Jennifer Brooks
See more of the story

Early in the pandemic, the federal government tossed a financial lifeline to the struggling orange growers of Minnesota.

The struggling what of where, you may ask yourself. Which is more scrutiny than anyone seems to have given a $17,931 Paycheck Protection Program loan to one "Shaila Big Fresh Oranges" of Mantorville, Minn.

The loan caught the eye and raised the eyebrows of investigative reporters from ProPublica, who have tracked down hundreds of fraudulent PPP loans that funneled millions of dollars to "fake farms in absurd places."

A cattle ranch on the Jersey shore. Potato farmers in Palm Beach, Fla.

A Minnesota orange grove that no one in state government or Mantorville City Hall has ever heard of — even though the loan application claimed the big, fresh oranges have been flourishing for years on Clay Street, in the middle of town, in the middle of southeast Minnesota, about half an hour west of Rochester.

On Google Street View, the address in question looks like a very nice Colonial on a residential street with exactly as many citrus trees as you'd expect to find growing in plant hardiness zone 4b.
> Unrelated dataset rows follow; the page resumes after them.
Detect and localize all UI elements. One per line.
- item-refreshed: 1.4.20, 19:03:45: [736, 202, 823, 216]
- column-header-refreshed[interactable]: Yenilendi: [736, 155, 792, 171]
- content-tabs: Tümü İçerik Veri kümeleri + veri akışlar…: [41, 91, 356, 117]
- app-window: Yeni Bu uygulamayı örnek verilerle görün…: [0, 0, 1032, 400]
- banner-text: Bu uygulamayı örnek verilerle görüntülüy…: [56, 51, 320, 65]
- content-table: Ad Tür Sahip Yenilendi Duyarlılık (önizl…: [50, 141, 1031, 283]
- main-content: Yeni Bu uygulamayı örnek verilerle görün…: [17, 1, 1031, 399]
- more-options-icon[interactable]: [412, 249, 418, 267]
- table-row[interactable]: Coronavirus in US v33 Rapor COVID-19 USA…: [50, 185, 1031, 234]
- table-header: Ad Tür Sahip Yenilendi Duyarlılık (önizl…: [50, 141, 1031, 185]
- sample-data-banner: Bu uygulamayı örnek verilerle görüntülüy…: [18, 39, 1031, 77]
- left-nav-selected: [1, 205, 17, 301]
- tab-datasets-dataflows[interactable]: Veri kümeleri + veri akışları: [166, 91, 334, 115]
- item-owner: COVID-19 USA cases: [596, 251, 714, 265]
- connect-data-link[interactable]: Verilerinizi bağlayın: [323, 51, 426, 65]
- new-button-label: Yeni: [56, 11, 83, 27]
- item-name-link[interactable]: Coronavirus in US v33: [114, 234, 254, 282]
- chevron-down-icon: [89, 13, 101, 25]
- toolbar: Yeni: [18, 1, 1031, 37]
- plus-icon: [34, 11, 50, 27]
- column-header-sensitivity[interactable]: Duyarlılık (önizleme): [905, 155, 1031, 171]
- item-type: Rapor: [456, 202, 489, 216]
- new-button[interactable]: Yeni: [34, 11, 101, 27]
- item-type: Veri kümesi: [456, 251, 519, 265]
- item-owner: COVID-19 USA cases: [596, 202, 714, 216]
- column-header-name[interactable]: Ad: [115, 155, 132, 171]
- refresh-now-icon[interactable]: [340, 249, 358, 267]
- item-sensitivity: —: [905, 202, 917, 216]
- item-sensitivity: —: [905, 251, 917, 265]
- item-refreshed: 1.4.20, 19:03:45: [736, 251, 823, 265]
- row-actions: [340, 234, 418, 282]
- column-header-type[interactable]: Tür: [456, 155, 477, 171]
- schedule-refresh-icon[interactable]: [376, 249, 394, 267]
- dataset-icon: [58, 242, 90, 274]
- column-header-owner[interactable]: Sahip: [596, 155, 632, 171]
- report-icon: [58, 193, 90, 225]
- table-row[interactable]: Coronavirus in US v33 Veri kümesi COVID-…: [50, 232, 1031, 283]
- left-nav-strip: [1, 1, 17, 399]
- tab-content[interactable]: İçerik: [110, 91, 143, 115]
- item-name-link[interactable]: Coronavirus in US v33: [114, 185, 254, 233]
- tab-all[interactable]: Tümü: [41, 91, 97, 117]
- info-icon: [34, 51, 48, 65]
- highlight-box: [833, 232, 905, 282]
A common thread of criminal laziness runs through the hundreds of fake farms ProPublica found.

There was no effort to match crops to their appropriate states or to come up with credible farm names.
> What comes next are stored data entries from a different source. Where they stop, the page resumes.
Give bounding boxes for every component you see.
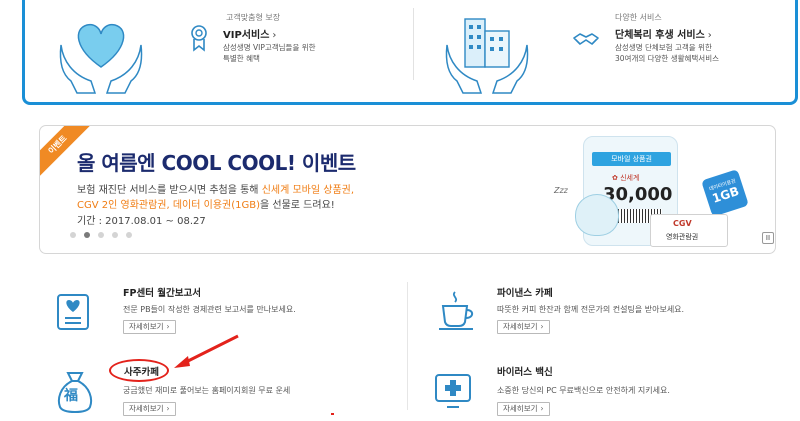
banner-line-2: CGV 2인 영화관람권, 데이터 이용권(1GB)을 선물로 드려요! xyxy=(77,196,335,211)
mobile-voucher-header: 모바일 상품권 xyxy=(592,152,671,166)
virus-desc: 소중한 당신의 PC 무료백신으로 안전하게 지키세요. xyxy=(497,386,670,395)
coffee-cup-icon xyxy=(439,291,474,330)
fortune-char: 福 xyxy=(64,388,78,404)
grid-divider xyxy=(407,282,408,410)
sleep-text: Zzz xyxy=(554,186,568,195)
handshake-icon xyxy=(573,33,599,45)
finance-cafe-title: 파이낸스 카페 xyxy=(497,288,553,299)
carousel-dot[interactable] xyxy=(112,232,118,238)
finance-cafe-desc: 따뜻한 커피 한잔과 함께 전문가의 컨설팅을 받아보세요. xyxy=(497,305,685,314)
carousel-dot[interactable] xyxy=(70,232,76,238)
banner-highlight: CGV 2인 영화관람권, 데이터 이용권(1GB) xyxy=(77,200,261,211)
desc-line: 삼성생명 단체보험 고객을 위한 xyxy=(615,43,712,52)
more-label: 자세히보기 xyxy=(129,322,164,331)
service-caption: 고객맞춤형 보장 xyxy=(226,13,281,22)
desc-line: 특별한 혜택 xyxy=(223,54,260,63)
chevron-right-icon: › xyxy=(166,322,170,331)
group-welfare-desc: 삼성생명 단체보험 고객을 위한 30여개의 다양한 생활혜택서비스 xyxy=(615,42,719,64)
group-welfare-title: 단체복리 후생 서비스 xyxy=(615,30,705,41)
carousel-dots xyxy=(70,232,132,238)
banner-text: 보험 재진단 서비스를 받으시면 추첨을 통해 xyxy=(77,185,262,196)
virus-more-button[interactable]: 자세히보기 › xyxy=(497,402,550,416)
saju-cafe-more-button[interactable]: 자세히보기 › xyxy=(123,402,176,416)
more-label: 자세히보기 xyxy=(503,404,538,413)
chevron-right-icon: › xyxy=(166,404,170,413)
banner-period: 기간 : 2017.08.01 ~ 08.27 xyxy=(77,216,206,227)
carousel-dot[interactable] xyxy=(98,232,104,238)
vip-service-desc: 삼성생명 VIP고객님들을 위한 특별한 혜택 xyxy=(223,42,316,64)
mascot-illustration xyxy=(575,194,619,236)
desc-line: 30여개의 다양한 생활혜택서비스 xyxy=(615,54,720,63)
cgv-logo: CGV xyxy=(673,219,692,228)
buildings-hands-illustration xyxy=(445,18,529,94)
arrow-annotation-icon xyxy=(174,334,239,368)
data-voucher-tag: 데이터이용권 1GB xyxy=(701,169,749,217)
more-label: 자세히보기 xyxy=(503,322,538,331)
banner-text: 을 선물로 드려요! xyxy=(260,200,335,211)
chevron-right-icon: › xyxy=(540,404,544,413)
heart-hands-illustration xyxy=(59,23,143,94)
more-label: 자세히보기 xyxy=(129,404,164,413)
chevron-right-icon: › xyxy=(272,30,277,41)
saju-cafe-desc: 궁금했던 재미로 풀어보는 홈페이지회원 무료 운세 xyxy=(123,386,291,395)
vip-service-link[interactable]: VIP서비스 › xyxy=(223,26,276,41)
movie-ticket-label: 영화관람권 xyxy=(666,233,699,241)
pause-button[interactable]: II xyxy=(762,232,774,244)
banner-line-1: 보험 재진단 서비스를 받으시면 추첨을 통해 신세계 모바일 상품권, xyxy=(77,181,354,196)
vaccine-monitor-icon xyxy=(435,374,471,408)
banner-highlight: 신세계 모바일 상품권, xyxy=(261,185,355,196)
brand-label: ✿ 신세계 xyxy=(612,174,640,182)
fp-report-title: FP센터 월간보고서 xyxy=(123,288,201,299)
carousel-dot-active[interactable] xyxy=(84,232,90,238)
highlight-circle-annotation xyxy=(109,359,169,382)
report-icon xyxy=(57,294,89,330)
fp-report-desc: 전문 PB들이 작성한 경제관련 보고서를 만나보세요. xyxy=(123,305,296,314)
group-welfare-link[interactable]: 단체복리 후생 서비스 › xyxy=(615,26,712,41)
banner-title: 올 여름엔 COOL COOL! 이벤트 xyxy=(77,151,356,175)
virus-title: 바이러스 백신 xyxy=(497,367,553,378)
event-banner[interactable]: 이벤트 올 여름엔 COOL COOL! 이벤트 보험 재진단 서비스를 받으시… xyxy=(39,125,776,254)
vip-medal-icon xyxy=(191,25,207,52)
service-caption: 다양한 서비스 xyxy=(615,13,662,22)
vip-service-title: VIP서비스 xyxy=(223,30,270,41)
fp-report-more-button[interactable]: 자세히보기 › xyxy=(123,320,176,334)
annotation-mark xyxy=(331,413,334,415)
finance-cafe-more-button[interactable]: 자세히보기 › xyxy=(497,320,550,334)
desc-line: 삼성생명 VIP고객님들을 위한 xyxy=(223,43,316,52)
chevron-right-icon: › xyxy=(540,322,544,331)
divider xyxy=(413,8,414,80)
carousel-dot[interactable] xyxy=(126,232,132,238)
brand-name: 신세계 xyxy=(620,174,640,182)
chevron-right-icon: › xyxy=(707,30,712,41)
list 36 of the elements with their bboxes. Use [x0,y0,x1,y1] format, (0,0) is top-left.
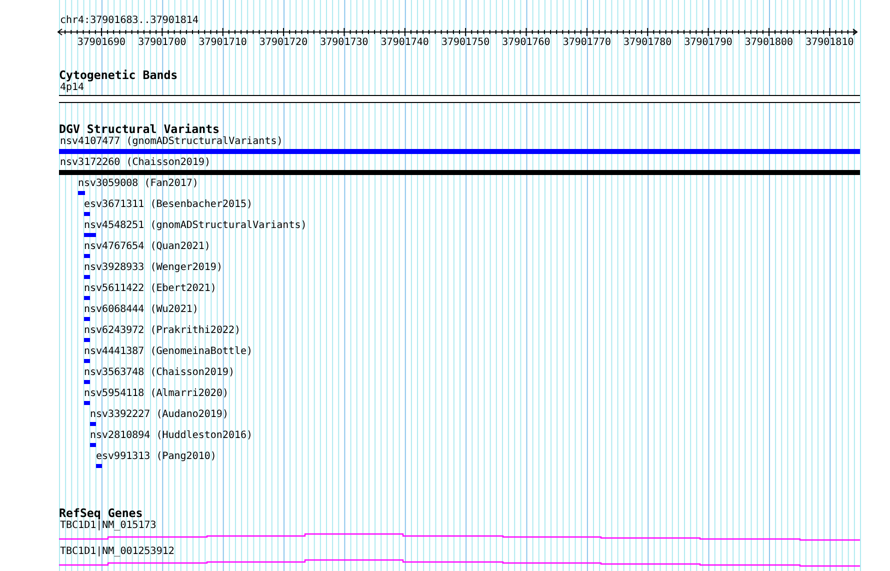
gene-label: TBC1D1|NM_015173 [60,520,156,532]
variant-label: esv3671311 (Besenbacher2015) [84,199,253,211]
tick-label: 37901760 [502,37,550,49]
tick-label: 37901800 [744,37,794,49]
tick-label: 37901720 [259,37,308,49]
variant-label: nsv4548251 (gnomADStructuralVariants) [84,220,307,232]
variant-label: nsv3172260 (Chaisson2019) [60,157,211,169]
tick-label: 37901740 [380,37,429,49]
variant-label: nsv3563748 (Chaisson2019) [84,367,235,379]
variant-label: esv991313 (Pang2010) [96,451,216,463]
variant-label: nsv5611422 (Ebert2021) [84,283,216,295]
track-title: RefSeq Genes [59,507,143,520]
tick-label: 37901780 [624,37,672,49]
gene-label: TBC1D1|NM_001253912 [60,546,174,558]
variant-label: nsv6243972 (Prakrithi2022) [84,325,241,337]
track-title: Cytogenetic Bands [59,69,178,82]
tick-label: 37901790 [684,37,732,49]
tick-label: 37901750 [441,37,490,49]
variant-label: nsv4107477 (gnomADStructuralVariants) [60,136,283,148]
tick-label: 37901770 [562,37,611,49]
tick-label: 37901810 [806,37,854,49]
variant-label: nsv6068444 (Wu2021) [84,304,198,316]
tick-label: 37901710 [198,37,247,49]
tick-label: 37901700 [138,37,186,49]
tick-label: 37901690 [77,37,126,49]
variant-label: nsv4767654 (Quan2021) [84,241,210,253]
variant-label: nsv2810894 (Huddleston2016) [90,430,253,442]
tick-label: 37901730 [320,37,368,49]
track-title: DGV Structural Variants [59,123,220,136]
variant-label: nsv3059008 (Fan2017) [78,178,198,190]
variant-label: nsv3928933 (Wenger2019) [84,262,222,274]
ruler-location: chr4:37901683..37901814 [59,15,198,27]
variant-label: nsv3392227 (Audano2019) [90,409,228,421]
variant-label: nsv5954118 (Almarri2020) [84,388,228,400]
variant-label: nsv4441387 (GenomeinaBottle) [84,346,253,358]
band-label: 4p14 [60,82,84,94]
Many of the applications appear to use stolen data from people who said they had no idea their names and addresses are now linked to PPP loans for businesses with names such as "Tomato Cramber" and "Beefy King." There was once a Shaila who lived in the house on Clay Street in Mantorville, but public records show she moved away before the pandemic.

All the loans were approved by the same online lender, Kabbage.

In the first round of PPP funding, ProPublica journalists Derek Willis and Lydia DePillis found, Kabbage completed 297,587 loans totaling $7 billion. Kabbage got a 5% cut of each loan.

"We don't want to create the impression that [the Paycheck Protection Program] was a bad program, a bad effort, and not worth doing," DePillis said. "Clearly, the PPP program kept a bunch of businesses afloat, and we'd be in much worse shape without it.

The Paycheck Protection Program was a rushed effort to help businesses cut off from their customers, and workers cut off from their paychecks.

Businesses benefited from the haste. Cheaters ensured there would be waste.

Now investigators are backtracking to try to make sure the cheaters don't prosper.

In February, Donald Trosin of Champlin, Minn., pleaded guilty in federal court to taking out $1.2 million in PPP loans to pay 120 nonexistent employees of his nonexistent business.

Last August, the Department of Justice charged a St. Paul man with taking out an $841,000 PPP loan to bail out his construction company, which had gone out of business before the pandemic. Prosecutors said the money that was supposed to help him make payroll for 31 people went instead to buy a Harley-Davidson motorcycle and at least $1,000 worth of golf outings.

Meanwhile, each round of PPP funding ran dry before actual Minnesota businesses could secure the loans they needed to stay in business.

The Small Business Administration, which oversees the PPP program, does not comment on individual borrowers.

Kabbage — a financial institution delegated by Congress to process PPP loans, despite the fact that it spells Kabbage with a K — has not responded to requests for comment.

The only way to avoid fraud like this in the future is to track it down and figure out how it happened. In the case of Kabbage, ProPublica discovered that the company had boasted that 75% of its loans were processed without ever passing before the eyes of a human who might blink at the sight of a Minnesota orange grove.

"It's all in the interest of a) making it so fraudsters are prosecuted and don't get away with stealing money from the government," DePillis said. "And b) maybe this can work better in the future and we don't have to rely on the Kabbages of the world and pay them ungodly amounts of money to get money to people."

Kabbage with a K was acquired recently by American Express. The part of Kabbage responsible for securing $17,931 for a Minnesota orange grove has spun off into a separate company, K Servicing, with a nonfunctioning media contact e-mail.